Shell announced a profit warning shortly before the publication of their year-end results, with profits down to an estimated $16.8 billion from $27.2 billion one year ago. In the business section it was all doom and gloom, with Shell criticised for not waking up to the fact that the era of big spending was over.

You could be forgiven for assuming that with such a drop in profits, Shell would be looking at their corporate spending, and possibly reassessing their fifty-year relationship with Ferrari (among other corporate investments).

But to do so would misunderstand the nature of the technical partnership. Ferrari might not be much use to Shell when it comes to industrial drilling and global oil management. But when it comes to developing products for the retail market, Ferrari's value to Shell is practically unquantifiable.

While tyres were the big story last year, and engines will be the headline grabbers this season, oils and lubricants are going to be a vital part of the discussion. Teams have been working with their fuel and lubricant suppliers to develop high density fuels and multi-grade lubricants in order to find the best compromise between fuel efficiency and component longevity.

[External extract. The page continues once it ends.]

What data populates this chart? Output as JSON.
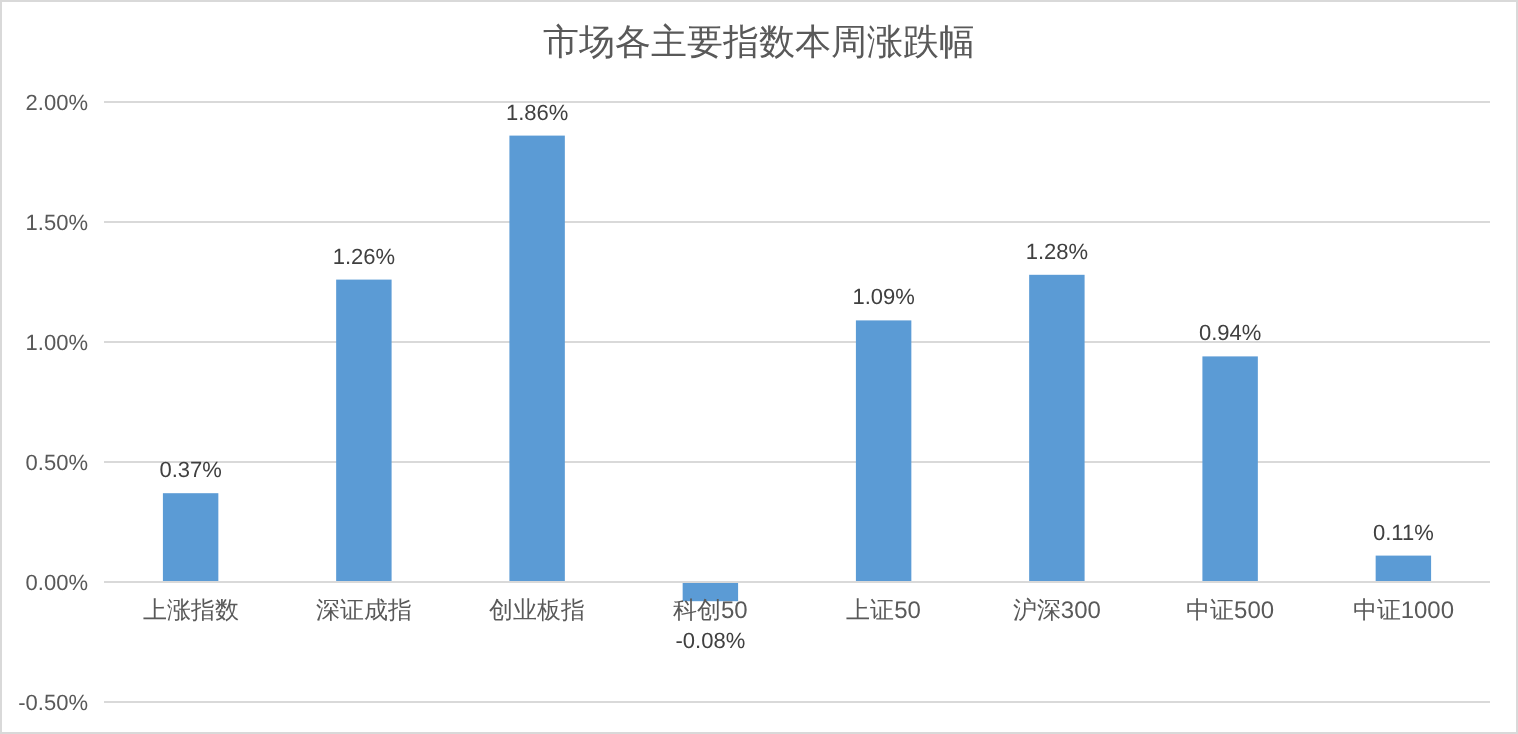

For companies like Shell (and Mobil, Petronas, Total, etc.), Formula One is the ideal laboratory for consumer products, a testing ground in which peak performance is the most basic requirement, and where conditions are more extreme than those faced by any road car.

Whatever costs are incurred in developing specialist products for the track can be at least partially written off in R&D and marketing budgets, while the exposure that comes of a successful technical partnership provides all manner of benefit when it comes to positive brand association.

Any company that merely stickers a car is unlikely to stay around for the long haul. But technical partnerships - when done well - are a truly symbiotic relationship, one that exists for mutual benefit.

As far as the Ferrari-Shell relationship goes, there is more than just a long and successful partnership to take into account. This year, teams who have been able to develop their oils and lubricants in concert with the development of their engine will have an advantage over customer teams, both when it comes to component longevity and maximising fuel efficiency.

For Ferrari, Shell could help them get that winning advantage (although Mercedes are in a similar position with Petronas and Red Bull with Total), while a winning Ferrari helps Shell's retail sales. For two technical companies with common interests, mutual benefit is more important in the long-term than a year of falling profits.